A proposal is to go before the North Little Rock City Council early in 2006 that calls for issuing $137 million in bonds to take part ownership in LS Power Development's $1.3 billion Plum Point pulverized coal-fired electric plant to be built near Osceola.

Current plans envision the 800-megawatt power plant to be turning out electricity in early 2010.

The city produces 14 percent of the electricity it sells to residents with a hydroelectric generator at Murray Lock and Dam on the Arkansas River. But 86 percent of the power provided by the city is purchased on the wholesale market.

For 20 years, North Little Rock has been able to lock in low, fixed rates to keep its customers from getting shocked by large rate increases. But market rates are being pushed higher by increased natural gas prices at a time when North Little Rock's contract with provider Duke Energy of Charlotte, N.C., is to expire in March 2007.

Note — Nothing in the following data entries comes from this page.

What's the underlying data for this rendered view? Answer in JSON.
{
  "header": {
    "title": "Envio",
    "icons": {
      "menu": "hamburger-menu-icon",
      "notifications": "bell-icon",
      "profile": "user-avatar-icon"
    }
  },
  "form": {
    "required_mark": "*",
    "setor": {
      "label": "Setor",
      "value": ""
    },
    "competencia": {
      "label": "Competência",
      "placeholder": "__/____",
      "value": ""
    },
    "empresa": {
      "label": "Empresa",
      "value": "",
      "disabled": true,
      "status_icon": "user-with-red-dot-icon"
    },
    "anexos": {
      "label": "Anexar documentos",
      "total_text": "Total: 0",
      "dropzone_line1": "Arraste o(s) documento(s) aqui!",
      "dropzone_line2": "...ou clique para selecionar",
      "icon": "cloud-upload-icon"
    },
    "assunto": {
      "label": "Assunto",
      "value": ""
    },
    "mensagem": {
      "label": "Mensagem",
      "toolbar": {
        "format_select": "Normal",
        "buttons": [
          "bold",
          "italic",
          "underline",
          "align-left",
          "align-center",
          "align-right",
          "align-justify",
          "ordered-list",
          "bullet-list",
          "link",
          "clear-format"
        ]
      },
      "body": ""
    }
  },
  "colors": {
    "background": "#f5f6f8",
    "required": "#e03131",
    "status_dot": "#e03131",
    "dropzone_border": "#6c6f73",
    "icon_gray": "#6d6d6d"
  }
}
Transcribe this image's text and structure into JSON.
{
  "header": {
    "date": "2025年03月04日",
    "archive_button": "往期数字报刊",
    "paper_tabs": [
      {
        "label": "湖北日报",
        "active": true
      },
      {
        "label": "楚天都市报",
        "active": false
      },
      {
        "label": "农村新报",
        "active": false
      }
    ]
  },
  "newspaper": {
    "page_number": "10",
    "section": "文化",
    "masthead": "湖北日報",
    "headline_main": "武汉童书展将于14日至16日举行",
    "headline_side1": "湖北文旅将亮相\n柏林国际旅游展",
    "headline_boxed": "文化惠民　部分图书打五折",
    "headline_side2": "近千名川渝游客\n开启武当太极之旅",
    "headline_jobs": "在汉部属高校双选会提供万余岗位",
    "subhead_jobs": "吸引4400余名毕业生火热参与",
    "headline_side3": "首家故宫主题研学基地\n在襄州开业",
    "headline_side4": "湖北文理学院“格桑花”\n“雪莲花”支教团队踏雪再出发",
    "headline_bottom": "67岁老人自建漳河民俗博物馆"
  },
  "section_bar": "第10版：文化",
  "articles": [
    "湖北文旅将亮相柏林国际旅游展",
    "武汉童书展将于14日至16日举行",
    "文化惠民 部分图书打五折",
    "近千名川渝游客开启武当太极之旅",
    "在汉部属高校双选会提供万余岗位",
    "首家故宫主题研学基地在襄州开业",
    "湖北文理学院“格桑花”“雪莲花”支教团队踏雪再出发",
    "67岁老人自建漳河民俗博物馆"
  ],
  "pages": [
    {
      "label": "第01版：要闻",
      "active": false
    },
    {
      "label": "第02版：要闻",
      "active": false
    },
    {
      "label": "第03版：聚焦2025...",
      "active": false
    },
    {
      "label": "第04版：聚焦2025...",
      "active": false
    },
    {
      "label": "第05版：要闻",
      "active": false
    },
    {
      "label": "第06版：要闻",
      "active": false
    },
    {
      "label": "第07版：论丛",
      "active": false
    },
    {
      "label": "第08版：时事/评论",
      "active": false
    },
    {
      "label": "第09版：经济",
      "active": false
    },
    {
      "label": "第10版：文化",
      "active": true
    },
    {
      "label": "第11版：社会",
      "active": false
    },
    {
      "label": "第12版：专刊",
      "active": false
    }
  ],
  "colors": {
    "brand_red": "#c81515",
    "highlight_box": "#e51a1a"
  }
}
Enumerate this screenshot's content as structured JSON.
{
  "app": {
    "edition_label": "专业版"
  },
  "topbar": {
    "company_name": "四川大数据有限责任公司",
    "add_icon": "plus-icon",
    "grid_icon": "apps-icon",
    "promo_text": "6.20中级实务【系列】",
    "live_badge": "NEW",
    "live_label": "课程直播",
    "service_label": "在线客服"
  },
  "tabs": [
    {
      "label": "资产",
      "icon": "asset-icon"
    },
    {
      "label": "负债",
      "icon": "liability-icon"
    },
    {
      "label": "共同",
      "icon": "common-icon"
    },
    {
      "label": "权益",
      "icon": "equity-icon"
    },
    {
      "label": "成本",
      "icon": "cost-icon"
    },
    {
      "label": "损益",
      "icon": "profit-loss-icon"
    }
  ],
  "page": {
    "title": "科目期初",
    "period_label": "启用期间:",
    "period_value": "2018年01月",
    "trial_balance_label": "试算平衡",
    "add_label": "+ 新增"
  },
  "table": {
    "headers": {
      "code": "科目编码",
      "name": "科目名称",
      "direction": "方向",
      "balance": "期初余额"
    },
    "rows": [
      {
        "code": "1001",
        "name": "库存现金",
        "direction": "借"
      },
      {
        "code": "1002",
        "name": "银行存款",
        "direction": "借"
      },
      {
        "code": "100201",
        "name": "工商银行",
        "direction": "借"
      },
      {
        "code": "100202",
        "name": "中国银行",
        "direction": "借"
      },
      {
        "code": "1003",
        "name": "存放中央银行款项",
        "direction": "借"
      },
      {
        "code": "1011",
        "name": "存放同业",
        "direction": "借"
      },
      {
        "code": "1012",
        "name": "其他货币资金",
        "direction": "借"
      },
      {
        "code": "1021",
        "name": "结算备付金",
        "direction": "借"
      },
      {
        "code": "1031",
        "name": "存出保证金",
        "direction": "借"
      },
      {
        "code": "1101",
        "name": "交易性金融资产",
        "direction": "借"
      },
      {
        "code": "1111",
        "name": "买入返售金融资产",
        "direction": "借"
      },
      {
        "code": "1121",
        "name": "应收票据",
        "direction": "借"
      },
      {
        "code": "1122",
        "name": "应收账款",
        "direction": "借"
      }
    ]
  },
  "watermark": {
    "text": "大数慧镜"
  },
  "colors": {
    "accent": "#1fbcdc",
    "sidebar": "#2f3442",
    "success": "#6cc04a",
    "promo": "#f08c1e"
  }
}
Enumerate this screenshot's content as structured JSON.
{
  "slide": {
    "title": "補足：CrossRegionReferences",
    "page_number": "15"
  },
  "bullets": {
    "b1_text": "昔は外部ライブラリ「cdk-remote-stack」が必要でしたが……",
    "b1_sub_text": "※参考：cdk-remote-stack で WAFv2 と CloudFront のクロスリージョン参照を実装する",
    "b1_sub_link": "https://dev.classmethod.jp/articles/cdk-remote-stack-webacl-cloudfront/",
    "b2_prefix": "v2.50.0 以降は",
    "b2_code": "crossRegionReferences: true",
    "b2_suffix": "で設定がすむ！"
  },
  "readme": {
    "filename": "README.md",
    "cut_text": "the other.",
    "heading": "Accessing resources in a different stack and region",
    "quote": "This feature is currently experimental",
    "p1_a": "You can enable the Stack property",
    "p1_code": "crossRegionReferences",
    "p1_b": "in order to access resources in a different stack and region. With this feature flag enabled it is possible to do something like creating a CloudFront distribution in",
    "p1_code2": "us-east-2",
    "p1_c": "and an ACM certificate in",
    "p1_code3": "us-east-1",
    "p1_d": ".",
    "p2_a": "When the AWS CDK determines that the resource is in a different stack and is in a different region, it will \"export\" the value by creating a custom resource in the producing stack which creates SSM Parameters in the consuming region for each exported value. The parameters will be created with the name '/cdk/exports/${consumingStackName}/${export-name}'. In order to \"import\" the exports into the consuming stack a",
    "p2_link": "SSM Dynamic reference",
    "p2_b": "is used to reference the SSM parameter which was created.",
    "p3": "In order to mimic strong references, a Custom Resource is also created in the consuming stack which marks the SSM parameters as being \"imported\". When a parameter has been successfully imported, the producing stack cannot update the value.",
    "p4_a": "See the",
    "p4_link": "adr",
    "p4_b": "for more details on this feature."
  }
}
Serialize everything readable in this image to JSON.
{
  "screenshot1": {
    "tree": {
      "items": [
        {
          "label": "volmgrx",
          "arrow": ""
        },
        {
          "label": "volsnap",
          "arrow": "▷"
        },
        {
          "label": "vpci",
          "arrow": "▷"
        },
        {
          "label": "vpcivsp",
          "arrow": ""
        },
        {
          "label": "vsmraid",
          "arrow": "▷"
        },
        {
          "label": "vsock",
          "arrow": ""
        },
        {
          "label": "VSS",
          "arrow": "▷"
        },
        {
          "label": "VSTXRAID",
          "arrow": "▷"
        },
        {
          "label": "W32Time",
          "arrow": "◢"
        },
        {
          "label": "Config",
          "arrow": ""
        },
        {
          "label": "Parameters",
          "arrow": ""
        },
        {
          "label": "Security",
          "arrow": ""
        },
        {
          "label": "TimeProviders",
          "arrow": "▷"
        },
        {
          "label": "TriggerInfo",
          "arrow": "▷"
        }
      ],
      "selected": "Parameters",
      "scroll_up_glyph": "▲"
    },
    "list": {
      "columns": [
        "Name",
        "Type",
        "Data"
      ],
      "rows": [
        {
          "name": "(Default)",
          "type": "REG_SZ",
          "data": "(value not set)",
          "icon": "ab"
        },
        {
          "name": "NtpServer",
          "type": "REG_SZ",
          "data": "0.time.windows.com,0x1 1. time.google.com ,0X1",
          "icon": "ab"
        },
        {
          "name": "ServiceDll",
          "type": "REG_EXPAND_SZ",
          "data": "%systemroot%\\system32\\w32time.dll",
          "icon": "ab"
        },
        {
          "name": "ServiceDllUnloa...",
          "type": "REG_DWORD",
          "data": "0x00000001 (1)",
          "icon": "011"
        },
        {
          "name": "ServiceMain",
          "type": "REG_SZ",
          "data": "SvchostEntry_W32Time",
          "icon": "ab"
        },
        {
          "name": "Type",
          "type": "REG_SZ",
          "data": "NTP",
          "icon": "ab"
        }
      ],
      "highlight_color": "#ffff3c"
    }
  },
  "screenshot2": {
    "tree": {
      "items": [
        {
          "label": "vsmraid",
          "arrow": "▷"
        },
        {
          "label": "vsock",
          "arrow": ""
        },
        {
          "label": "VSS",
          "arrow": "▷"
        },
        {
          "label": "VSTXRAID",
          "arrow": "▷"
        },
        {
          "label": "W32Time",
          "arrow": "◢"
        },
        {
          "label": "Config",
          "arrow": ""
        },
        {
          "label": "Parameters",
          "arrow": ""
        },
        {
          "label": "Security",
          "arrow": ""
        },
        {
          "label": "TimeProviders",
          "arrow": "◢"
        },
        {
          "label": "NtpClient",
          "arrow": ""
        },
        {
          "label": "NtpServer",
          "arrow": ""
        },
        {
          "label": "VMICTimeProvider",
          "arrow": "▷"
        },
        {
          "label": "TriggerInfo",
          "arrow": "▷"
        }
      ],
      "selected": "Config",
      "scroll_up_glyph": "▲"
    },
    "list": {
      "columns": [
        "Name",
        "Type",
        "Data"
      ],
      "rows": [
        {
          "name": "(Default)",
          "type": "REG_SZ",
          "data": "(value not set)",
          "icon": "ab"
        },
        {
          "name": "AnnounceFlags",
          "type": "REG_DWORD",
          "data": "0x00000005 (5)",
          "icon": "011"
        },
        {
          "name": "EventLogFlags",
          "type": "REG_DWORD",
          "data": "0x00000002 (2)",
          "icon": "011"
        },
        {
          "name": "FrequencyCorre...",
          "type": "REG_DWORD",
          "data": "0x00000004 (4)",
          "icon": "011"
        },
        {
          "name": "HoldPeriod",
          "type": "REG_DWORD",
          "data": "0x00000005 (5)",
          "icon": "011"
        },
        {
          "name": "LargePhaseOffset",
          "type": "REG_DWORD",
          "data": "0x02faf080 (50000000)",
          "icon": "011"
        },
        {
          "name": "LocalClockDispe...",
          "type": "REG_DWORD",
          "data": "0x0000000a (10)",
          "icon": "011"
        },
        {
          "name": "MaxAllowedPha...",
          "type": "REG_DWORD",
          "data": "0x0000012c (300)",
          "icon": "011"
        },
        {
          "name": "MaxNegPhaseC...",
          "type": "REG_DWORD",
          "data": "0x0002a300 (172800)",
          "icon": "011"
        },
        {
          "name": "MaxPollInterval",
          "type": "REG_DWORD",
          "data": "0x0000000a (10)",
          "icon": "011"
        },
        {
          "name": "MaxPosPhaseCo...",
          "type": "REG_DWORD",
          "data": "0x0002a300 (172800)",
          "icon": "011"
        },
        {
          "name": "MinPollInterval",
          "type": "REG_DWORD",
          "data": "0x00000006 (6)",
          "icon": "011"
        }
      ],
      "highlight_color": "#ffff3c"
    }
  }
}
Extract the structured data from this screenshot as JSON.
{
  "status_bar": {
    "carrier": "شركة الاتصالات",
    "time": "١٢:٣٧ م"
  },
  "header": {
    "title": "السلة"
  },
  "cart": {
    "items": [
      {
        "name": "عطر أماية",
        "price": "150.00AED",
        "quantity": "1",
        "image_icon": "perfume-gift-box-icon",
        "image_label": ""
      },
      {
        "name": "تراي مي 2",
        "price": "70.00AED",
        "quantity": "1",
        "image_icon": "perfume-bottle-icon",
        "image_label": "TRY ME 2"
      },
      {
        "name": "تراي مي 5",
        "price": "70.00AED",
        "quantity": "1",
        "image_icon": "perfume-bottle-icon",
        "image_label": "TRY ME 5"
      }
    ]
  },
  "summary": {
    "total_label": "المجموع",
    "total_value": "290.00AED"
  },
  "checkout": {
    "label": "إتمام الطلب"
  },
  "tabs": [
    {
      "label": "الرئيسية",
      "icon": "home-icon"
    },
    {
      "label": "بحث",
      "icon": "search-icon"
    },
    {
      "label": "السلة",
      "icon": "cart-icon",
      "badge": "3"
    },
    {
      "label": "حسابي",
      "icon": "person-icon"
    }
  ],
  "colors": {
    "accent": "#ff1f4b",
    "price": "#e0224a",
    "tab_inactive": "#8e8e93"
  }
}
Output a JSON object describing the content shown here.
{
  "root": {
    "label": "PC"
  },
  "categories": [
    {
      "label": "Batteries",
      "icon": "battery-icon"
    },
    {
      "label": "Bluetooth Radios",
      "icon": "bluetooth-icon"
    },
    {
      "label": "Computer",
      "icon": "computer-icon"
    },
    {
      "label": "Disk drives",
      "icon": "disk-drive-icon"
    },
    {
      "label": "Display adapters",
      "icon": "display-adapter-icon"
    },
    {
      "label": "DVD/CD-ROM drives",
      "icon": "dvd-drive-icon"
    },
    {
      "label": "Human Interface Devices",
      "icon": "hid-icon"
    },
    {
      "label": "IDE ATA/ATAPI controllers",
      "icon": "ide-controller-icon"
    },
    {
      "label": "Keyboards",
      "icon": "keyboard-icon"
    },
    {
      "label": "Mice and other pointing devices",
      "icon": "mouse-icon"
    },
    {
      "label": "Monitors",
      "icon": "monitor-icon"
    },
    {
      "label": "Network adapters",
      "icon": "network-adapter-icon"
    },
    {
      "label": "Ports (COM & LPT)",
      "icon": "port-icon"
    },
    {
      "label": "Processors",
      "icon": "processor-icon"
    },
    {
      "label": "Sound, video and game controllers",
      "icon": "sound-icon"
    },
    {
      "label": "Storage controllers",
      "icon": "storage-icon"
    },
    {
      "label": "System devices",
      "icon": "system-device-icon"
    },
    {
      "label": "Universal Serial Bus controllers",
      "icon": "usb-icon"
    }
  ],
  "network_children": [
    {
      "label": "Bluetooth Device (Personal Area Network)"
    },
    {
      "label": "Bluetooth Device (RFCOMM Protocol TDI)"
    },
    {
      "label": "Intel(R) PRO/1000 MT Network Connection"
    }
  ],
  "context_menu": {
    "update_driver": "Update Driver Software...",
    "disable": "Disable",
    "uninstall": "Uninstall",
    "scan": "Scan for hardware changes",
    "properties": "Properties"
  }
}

The proposal for the city to use proceeds from a bond issue to buy 10 percent of the Plum Point operation is projected to cost the city a $7.9 million a year over 30 years, if the bonds are sold at 4.5 percent interest, according to Joe Gertsch, general manager of the city utility division. The bonds would be paid off with revenue from sale of electricity to city residents and businesses.

But Gertsch said cost would be worth it.

"The long-term cost (for wholesale power) is considerably higher than we are currently paying," he said last week. "If we purchase a 60 megawatt interest in Plum Point, our savings will be $13 million a year compared with going into the market place and buying that power wholesale."

But buying into the Plum Point plant would still leave the city with three years of exposure to much higher, open-market wholesale prices for electricity. Gertsch doesn't much hope for relief until the Plum Point operation goes on-line in 2010, and retail prices to customers are likely to grow by 30 percent.

Deputy City Attorney Jason Carter says the city hopes to move quickly to become part of the LS Power financing package. The City Council wants to be able to address public concerns by the time it approves a bond issue, to avoid any challenge to the plan.

"We have to sell this project (to residents) as much as we can," Alderman Martin Gipson said.